Matching Fresh Poplar to a Stripped Old Poplar Door
Here's a discussion about what stripping solution does to Poplar, and about matching that appearance in fresh new wood.July 16, 2012
My client has some old French doors that were painted, dip stripped, and returned to the job site. They are over 100 years old and made in solid popular and now have a uniform patina to them almost faded to a brown. I had to do some repair work to them with new popular which has green color in it. How can I get the new popular to look like the old popular color? When I sanded in the repair flush the old color turned to match the new green so I assume the stripper chemical is what will change it back.
From contributor R:
Just a hunch but it might be a lye.

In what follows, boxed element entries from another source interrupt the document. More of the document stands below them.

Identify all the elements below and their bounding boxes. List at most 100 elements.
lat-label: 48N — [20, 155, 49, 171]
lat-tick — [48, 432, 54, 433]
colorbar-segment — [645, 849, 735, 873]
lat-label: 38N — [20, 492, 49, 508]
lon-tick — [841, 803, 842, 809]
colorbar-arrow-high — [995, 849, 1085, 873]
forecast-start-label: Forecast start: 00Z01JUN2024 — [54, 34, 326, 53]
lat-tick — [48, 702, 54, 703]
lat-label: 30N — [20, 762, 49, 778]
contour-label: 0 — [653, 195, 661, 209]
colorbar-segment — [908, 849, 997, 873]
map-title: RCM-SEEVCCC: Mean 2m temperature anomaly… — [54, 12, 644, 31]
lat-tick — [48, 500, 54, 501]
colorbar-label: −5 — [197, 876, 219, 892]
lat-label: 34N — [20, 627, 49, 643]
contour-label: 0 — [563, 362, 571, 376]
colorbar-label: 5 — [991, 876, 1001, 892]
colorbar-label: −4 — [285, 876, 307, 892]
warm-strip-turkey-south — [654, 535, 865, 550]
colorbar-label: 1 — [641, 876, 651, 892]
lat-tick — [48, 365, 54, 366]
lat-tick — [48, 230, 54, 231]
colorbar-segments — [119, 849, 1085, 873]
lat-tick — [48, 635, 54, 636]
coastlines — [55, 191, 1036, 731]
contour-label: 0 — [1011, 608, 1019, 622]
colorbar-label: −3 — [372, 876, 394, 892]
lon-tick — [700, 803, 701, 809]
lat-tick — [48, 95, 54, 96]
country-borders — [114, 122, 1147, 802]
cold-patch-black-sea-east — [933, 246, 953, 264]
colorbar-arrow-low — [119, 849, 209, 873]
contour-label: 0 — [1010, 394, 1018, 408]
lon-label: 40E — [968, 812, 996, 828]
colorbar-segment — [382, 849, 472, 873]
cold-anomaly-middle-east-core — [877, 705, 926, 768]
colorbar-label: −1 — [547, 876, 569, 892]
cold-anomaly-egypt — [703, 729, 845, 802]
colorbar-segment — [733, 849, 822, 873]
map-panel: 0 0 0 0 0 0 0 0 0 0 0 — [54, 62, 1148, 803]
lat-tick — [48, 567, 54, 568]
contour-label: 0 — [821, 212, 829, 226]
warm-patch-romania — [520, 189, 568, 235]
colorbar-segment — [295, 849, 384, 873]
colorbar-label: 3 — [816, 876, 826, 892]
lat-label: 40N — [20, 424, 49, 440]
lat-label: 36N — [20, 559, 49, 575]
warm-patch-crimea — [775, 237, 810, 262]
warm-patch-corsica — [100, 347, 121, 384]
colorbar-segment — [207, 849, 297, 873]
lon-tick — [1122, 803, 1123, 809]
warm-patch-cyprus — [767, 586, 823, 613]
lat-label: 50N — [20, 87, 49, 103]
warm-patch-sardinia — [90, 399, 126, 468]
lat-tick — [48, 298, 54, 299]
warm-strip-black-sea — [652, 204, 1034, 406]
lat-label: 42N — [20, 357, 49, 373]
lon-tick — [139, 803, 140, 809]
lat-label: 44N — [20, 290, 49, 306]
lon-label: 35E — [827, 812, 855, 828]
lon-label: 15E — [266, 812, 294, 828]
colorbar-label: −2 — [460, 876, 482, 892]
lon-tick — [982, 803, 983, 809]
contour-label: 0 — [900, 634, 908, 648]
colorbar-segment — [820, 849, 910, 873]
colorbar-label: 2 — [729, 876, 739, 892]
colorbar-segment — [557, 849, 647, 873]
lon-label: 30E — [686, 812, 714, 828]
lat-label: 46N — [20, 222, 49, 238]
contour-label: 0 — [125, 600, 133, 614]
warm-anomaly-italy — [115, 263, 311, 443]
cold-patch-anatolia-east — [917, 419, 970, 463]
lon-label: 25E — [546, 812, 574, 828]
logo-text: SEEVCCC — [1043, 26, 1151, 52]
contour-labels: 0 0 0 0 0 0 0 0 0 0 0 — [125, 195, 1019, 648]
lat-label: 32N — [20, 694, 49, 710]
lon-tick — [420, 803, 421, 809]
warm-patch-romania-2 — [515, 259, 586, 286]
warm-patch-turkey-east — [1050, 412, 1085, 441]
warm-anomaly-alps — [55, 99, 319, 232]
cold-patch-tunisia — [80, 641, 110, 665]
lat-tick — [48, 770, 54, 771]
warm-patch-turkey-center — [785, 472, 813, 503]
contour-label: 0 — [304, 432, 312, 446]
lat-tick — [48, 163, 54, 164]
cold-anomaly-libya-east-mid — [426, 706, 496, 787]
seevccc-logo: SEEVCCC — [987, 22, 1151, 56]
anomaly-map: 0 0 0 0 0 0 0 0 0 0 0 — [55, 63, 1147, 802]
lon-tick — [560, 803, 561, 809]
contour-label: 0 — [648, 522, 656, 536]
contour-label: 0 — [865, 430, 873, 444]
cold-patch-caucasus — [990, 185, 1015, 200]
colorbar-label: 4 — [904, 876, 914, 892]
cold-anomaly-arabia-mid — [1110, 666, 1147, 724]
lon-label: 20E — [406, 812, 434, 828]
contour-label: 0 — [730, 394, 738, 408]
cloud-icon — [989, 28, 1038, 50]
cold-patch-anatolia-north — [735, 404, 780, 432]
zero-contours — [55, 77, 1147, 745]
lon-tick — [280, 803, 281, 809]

Itís commonly used in dip tanks.
From the original questioner:
Where can I find it and can you suggest a mix I can start testing samples with?
From contributor C:
Usually an oxalic acid wash is used after hot tank stripping to eliminate discolorations caused by the stripper. It could be that they didn't do that. Also, old poplar will naturally darken over time.
From contributor T:
Try Sodium Hydroxide in a 10% solution of water. Straight (Lye) can burn the wood so start with a milder solution. Oxalic Acid with neutralize the solution. Be careful when working with caustic solutions as they can cause burns to the skin. I have the scars to prove it.
From contributor H:
This is one of the main reasons that there are not a lot of hot tanks any more (that and the power bill to keep a hot tank fired up 24/7). Chances are that they did neutralize the lye solution. I would sand the wood down with 120 then oxalic everything. Oxalic will not work if it cannot get into the cellular fibers of the wood. That includes leftover paint, or even hand oils. Use oxalic and water and stick them out in the sun to dry, then rinse down with clean water. The off coloration in your new wood can be reduced with a wash of George Franks "Witches Brew" (vinegar and iron filings). I have had a bottle of the stuff brewing for the past 25 years. Strain and dilute with water and use it like you would a stain. Mix a lighter color than you think then hit it with a heat gun or a touch and it will dry and bloom the iron to the right color.
From contributor I:
How much time do you have? The green goes away pretty quickly with direct sun exposure. If you take them outside after the repair for a week of direct sun, they might be pretty close.